Looking at the specs for a pair of Apple in-ear headphones, I find this:
Impedance (at 100Hz): 23 ohms
Sensitivity (at 100Hz): 109 dB SPL/mW
109 dB is very loud - the CDC lists the permissible occupational exposure time at that level as under two minutes. So, unless you like it really loud, that would be a reasonable upper limit.
The calculation for voltage, using V^2/R = P, gives about 0.15V for a milliwatt into 23 ohms; assuming a sinusoidal input, the peak voltage at that RMS level is about 0.21V. That corresponds to an ADC output of about 43 using 5V as Aref. If all this is correct, then I'm not surprised that you read a peak of something like 25 from the ADC. I think that the voltage of the headphone output of a personal audio device is pretty low.
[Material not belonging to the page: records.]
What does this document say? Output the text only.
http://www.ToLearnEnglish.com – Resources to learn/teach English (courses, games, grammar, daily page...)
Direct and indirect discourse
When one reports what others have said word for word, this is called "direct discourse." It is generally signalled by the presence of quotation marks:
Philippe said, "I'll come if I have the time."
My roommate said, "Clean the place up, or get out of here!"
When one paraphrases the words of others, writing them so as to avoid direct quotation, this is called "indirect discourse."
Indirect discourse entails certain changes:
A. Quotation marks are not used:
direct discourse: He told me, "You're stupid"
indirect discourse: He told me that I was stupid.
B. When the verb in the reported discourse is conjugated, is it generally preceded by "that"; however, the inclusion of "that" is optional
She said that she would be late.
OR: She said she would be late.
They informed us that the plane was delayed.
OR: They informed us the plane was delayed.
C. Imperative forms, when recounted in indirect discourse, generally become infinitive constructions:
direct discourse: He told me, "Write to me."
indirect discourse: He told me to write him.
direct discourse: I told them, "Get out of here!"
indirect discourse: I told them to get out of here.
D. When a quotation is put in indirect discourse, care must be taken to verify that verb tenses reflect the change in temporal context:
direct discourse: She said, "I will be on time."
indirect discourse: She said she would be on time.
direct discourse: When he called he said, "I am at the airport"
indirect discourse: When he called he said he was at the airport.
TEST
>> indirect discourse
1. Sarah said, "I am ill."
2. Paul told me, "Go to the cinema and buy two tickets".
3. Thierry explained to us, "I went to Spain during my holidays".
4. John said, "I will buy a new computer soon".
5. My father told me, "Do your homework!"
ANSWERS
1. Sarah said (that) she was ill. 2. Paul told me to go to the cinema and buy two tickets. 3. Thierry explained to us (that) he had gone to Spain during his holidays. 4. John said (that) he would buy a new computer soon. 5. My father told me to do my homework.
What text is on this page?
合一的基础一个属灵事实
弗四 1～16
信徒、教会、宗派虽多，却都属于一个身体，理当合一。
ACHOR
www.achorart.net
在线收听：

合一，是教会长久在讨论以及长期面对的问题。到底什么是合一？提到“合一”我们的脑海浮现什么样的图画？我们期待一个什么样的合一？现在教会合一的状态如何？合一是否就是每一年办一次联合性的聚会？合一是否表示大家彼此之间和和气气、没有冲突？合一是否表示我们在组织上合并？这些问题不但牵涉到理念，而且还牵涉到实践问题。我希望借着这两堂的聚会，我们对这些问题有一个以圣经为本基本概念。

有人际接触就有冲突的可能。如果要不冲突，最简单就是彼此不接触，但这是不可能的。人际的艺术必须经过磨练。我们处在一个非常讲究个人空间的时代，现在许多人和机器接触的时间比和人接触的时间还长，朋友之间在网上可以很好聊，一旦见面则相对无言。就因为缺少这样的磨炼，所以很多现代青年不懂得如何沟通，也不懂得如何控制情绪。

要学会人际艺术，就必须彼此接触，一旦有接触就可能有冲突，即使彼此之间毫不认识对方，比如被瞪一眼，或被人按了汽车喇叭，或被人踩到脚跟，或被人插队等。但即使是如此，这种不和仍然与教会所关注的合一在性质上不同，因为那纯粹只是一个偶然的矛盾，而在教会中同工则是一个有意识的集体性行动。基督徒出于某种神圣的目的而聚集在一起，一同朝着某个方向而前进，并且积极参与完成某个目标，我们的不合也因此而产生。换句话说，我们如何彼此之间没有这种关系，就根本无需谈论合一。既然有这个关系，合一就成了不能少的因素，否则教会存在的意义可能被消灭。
For this application, I'd recommend driving the analog input with an op-amp, powered from 5V and GND, with the signal capactively-coupled to the inverting input; biasing the inverting input at 2.5V, with either a high-impedance resistive divider, or a 2.5V reference IC and a high-value resistor, which will be less noisy; tying the non-inverting input to 2.5V, and picking the input and gain resistors to make it work - I think that's something of a trial and error effort. That'll give an ADC reading that swings back and forth around mid-scale, with a swing that's set by the op-amp circuit; you can use the differences between recent maxima and minima to decide whether the music is on. With the op-amp powered from the Arduino's own supply, you needn't worry that the analog input will swing outside the allowable range. You'll get wider swings with a rail-to-rail op amp than with a general purpose op-amp. And, of course, your op amp needs to operate at a supply of 5V.
A series resistor between the headphones and the input capacitor will help protect the circuit from unexpected excursions on the input. A couple of signal diodes in parallel would limit excursions to about 0.7V at the capacitor - I'd test that, though, to make sure that they don't give you noticable distortion on the signal at the listening levels you like.
Google "op amp" "single supply" to see some a lot of representative circuits. If op-amps aren't your forte, well, you'll want to learn to use them if you hope to play with audio interfaces.
Some warnings:
- The dynamic range of music content is huge - a reasonable expectation of the range might be 60 dB, making the input voltage vary by a factor of 1,000. It's unlikely that you'll be able to detect soft passages with any reliability. You can alleviate this by setting the op-amp gain really high, and letting it clip for louder passages; and by requiring a considerable delay before you decide that there's no music. You don't really care that the analog input is accurate.
- The headphones seem to load the output considerably - you read nothing with them connected, and 25 or so without them. The circuit is more likely to detect music when the headphones are disconnected.
Finally - I don't see that the capacitor and resistor in parallel with the input are helping anything. They'll just reduce the signal, though - if their values aren't too unreasonable - not by much.